Further Job Cuts Are Likely As Wirecard Dismantles

As the bankruptcy proceedings begin, Wirecard will terminate half of its 1,300-employee team in Germany. Earlier this week, Reuters reported that Wirecard’s digital innovation technology team has abandoned the firm for Berlin-Based fintech finleap.

Founded in 2014 in Berlin by Ramin Niroumand and IONIQ Group, finleap is a software provider offering fintech targeted at banking, insurance, and more. Headquartered in the German capital, finleap has further offices in Hamburg, Frankfurt, Milan, Madrid, and Paris. On a mission to “reshape the way consumers and enterprises manage their finances,” finleap has developed 17 fintech companies and acquired several more since its launch. Its companies include solarisBank, ELEMENT, PAIR finance, and others.
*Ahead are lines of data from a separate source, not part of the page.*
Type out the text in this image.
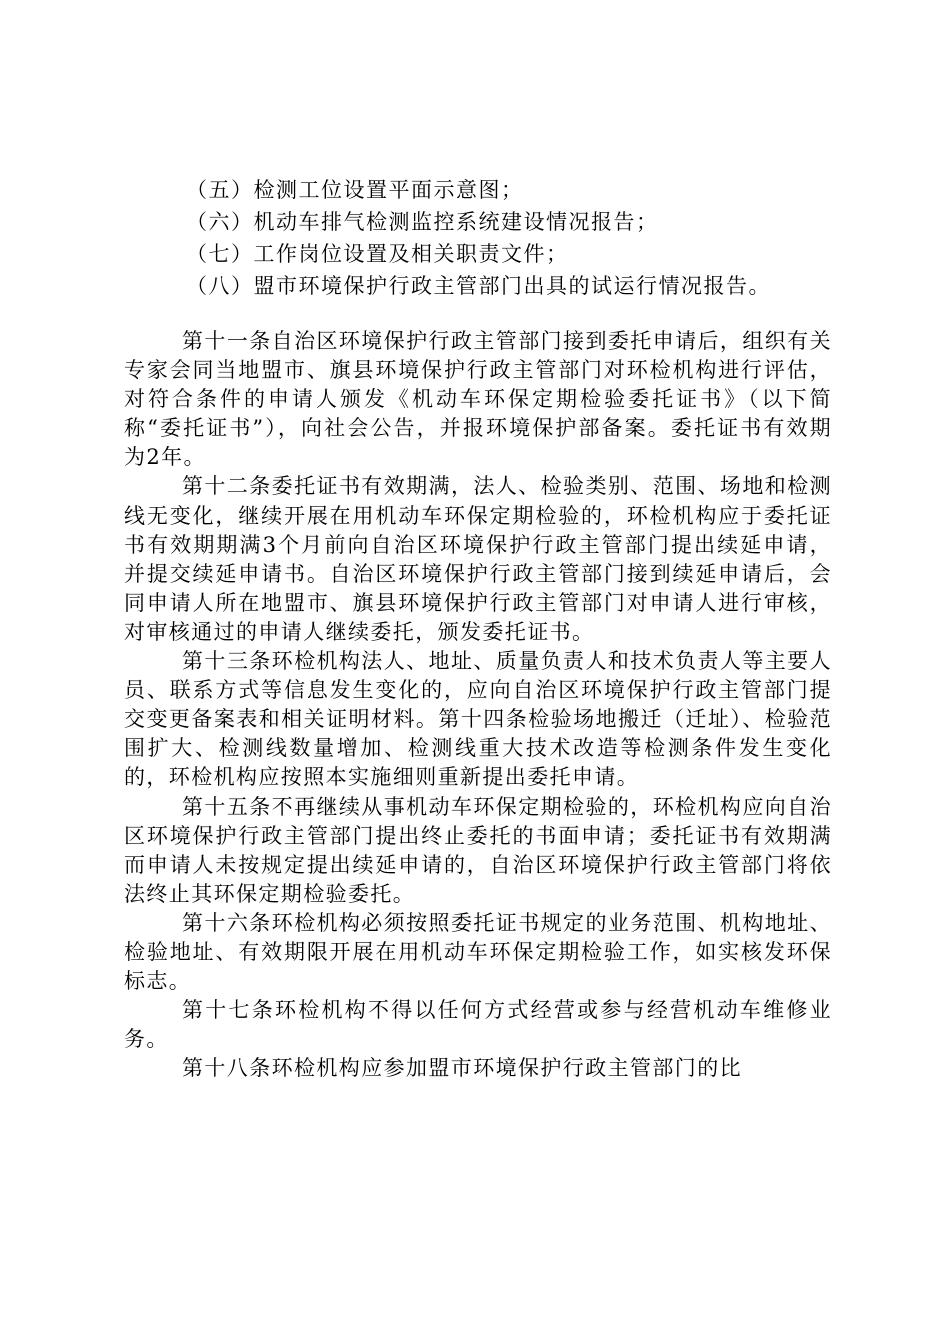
（五）检测工位设置平面示意图；
（六）机动车排气检测监控系统建设情况报告；
（七）工作岗位设置及相关职责文件；
（八）盟市环境保护行政主管部门出具的试运行情况报告。

第十一条自治区环境保护行政主管部门接到委托申请后，组织有关专家会同当地盟市、旗县环境保护行政主管部门对环检机构进行评估，对符合条件的申请人颁发《机动车环保定期检验委托证书》（以下简称“委托证书”），向社会公告，并报环境保护部备案。委托证书有效期为2年。

第十二条委托证书有效期满，法人、检验类别、范围、场地和检测线无变化，继续开展在用机动车环保定期检验的，环检机构应于委托证书有效期期满3个月前向自治区环境保护行政主管部门提出续延申请，并提交续延申请书。自治区环境保护行政主管部门接到续延申请后，会同申请人所在地盟市、旗县环境保护行政主管部门对申请人进行审核，对审核通过的申请人继续委托，颁发委托证书。

第十三条环检机构法人、地址、质量负责人和技术负责人等主要人员、联系方式等信息发生变化的，应向自治区环境保护行政主管部门提交变更备案表和相关证明材料。第十四条检验场地搬迁（迁址）、检验范围扩大、检测线数量增加、检测线重大技术改造等检测条件发生变化的，环检机构应按照本实施细则重新提出委托申请。

第十五条不再继续从事机动车环保定期检验的，环检机构应向自治区环境保护行政主管部门提出终止委托的书面申请；委托证书有效期满而申请人未按规定提出续延申请的，自治区环境保护行政主管部门将依法终止其环保定期检验委托。

第十六条环检机构必须按照委托证书规定的业务范围、机构地址、检验地址、有效期限开展在用机动车环保定期检验工作，如实核发环保标志。

第十七条环检机构不得以任何方式经营或参与经营机动车维修业务。

第十八条环检机构应参加盟市环境保护行政主管部门的比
Wirecard’s six-strong technology team, led by Joern Leogrande, head of Wirecard’s innovation labs, will join finleap’s developing digital innovation unit supporting digital transformation. The Reuters report further shared that Leogrande (who is globally recognized for digital transformation in Payment) will lead the charge for finleap’s corporate innovation and corporate venture building unit.

In June, Wirecard admitted to a $2 billion hole in its financial statements which led to the former rising star of fintech filing for insolvency. It was found that $3.07 billion was held in overseas accounts that were likely non-existent. Currently, court-appointed administrator Michael Jaffe is working for the company in a bid to recover funds for creditors. So far, a deal in Brazil has been inked with talks of finalizing a UK deal, and a North American one on the way.
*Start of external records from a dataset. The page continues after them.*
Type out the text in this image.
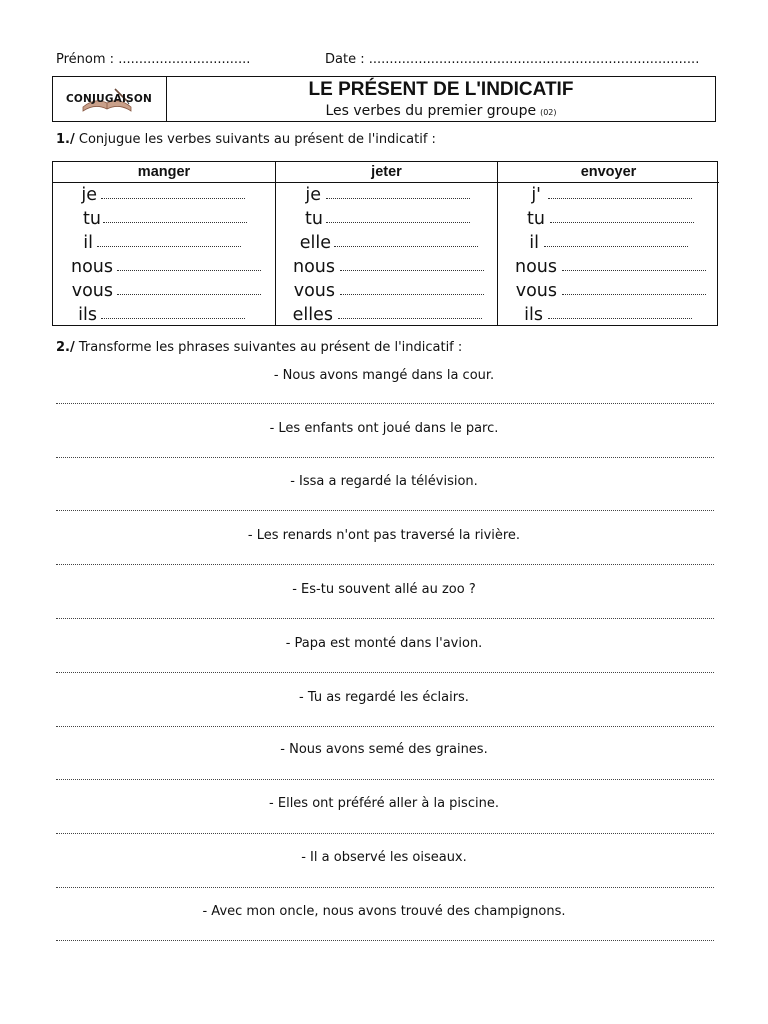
Prénom : ................................	Date : ................................................................................
CONJUGAISON	LE PRÉSENT DE L'INDICATIF
Les verbes du premier groupe (02)
1./ Conjugue les verbes suivants au présent de l'indicatif :
manger
je
tu
il
nous
vous
ils
jeter
je
tu
elle
nous
vous
elles
envoyer
j'
tu
il
nous
vous
ils
2./ Transforme les phrases suivantes au présent de l'indicatif :
- Nous avons mangé dans la cour.
- Les enfants ont joué dans le parc.
- Issa a regardé la télévision.
- Les renards n'ont pas traversé la rivière.
- Es-tu souvent allé au zoo ?
- Papa est monté dans l'avion.
- Tu as regardé les éclairs.
- Nous avons semé des graines.
- Elles ont préféré aller à la piscine.
- Il a observé les oiseaux.
- Avec mon oncle, nous avons trouvé des champignons.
The company’s former CEO, Markus Braun, and several other top executives have since been arrested on fraud charges. Prosecutors are holding the executives under suspicion of a criminal racket existing that defrauded creditors of 3.2 billion euros. Despite their refusal to admit wrongdoing, Wirecard AG executive Jan Marsalek is reportedly on the lam. German investigators issued an all-points bulletin to the public last week seeking support in finding the 40-year-old Austrian citizen “strongly suspected of committing billions in commercial gang fraud” alongside a “particularly serious case of embezzlement and other property and economic offences.”